What probably annoys people even more is that interest rates on deposits do get cut. According to figures from RateCity, 45 of the 55 accounts who rates dropped following the October 0.25%drop, did so by more than the 0.25% cut. In fact, the average fall was 0.26%.
In comparison, the averaged rate change of the 52 home loans was 0.20%.
The banking regulations are set to change in the next few years which will cause a major shake-up of the deposit market.
As part of the Basel 111 reforms, which are set to be enforced by 2015, financial institutions must adhere to higher capital requirements. This means authorised deposit-taking institutions must show the have a higher amount of money in the bank then the previously needed. Furthermore, short-term deposits (such as at call) won’t be counted towards their total capital requirements.

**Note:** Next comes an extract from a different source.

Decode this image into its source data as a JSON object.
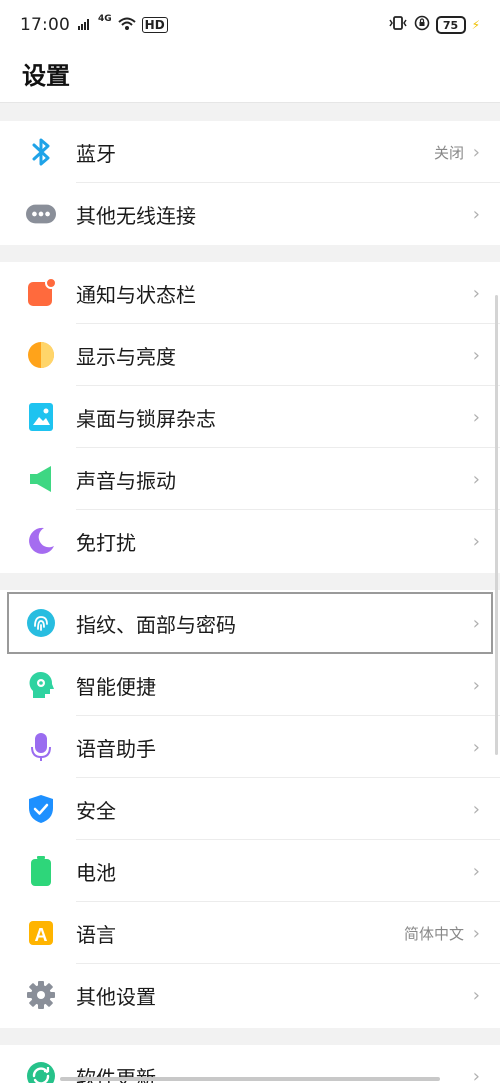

So banks won’t rely so much on short-term funds such as online savers, so be prepared for lower rates and expect to see greater competition for term deposits of more than 31 days.
In a bid to attract longer-term deposits, new types of accounts such as “notice” accounts will hit the market. Notice accounts are similar to other savings accounts with variable interest rates, but you must give a certain notice period to withdraw money.
One strategy to protect your cash portfolio from falling interest rates is to diversify by locking away some of your cash into a term deposit.
The good news is that despite the drop in the official cash rate there are still good term deposit rates available – you should have to shop around.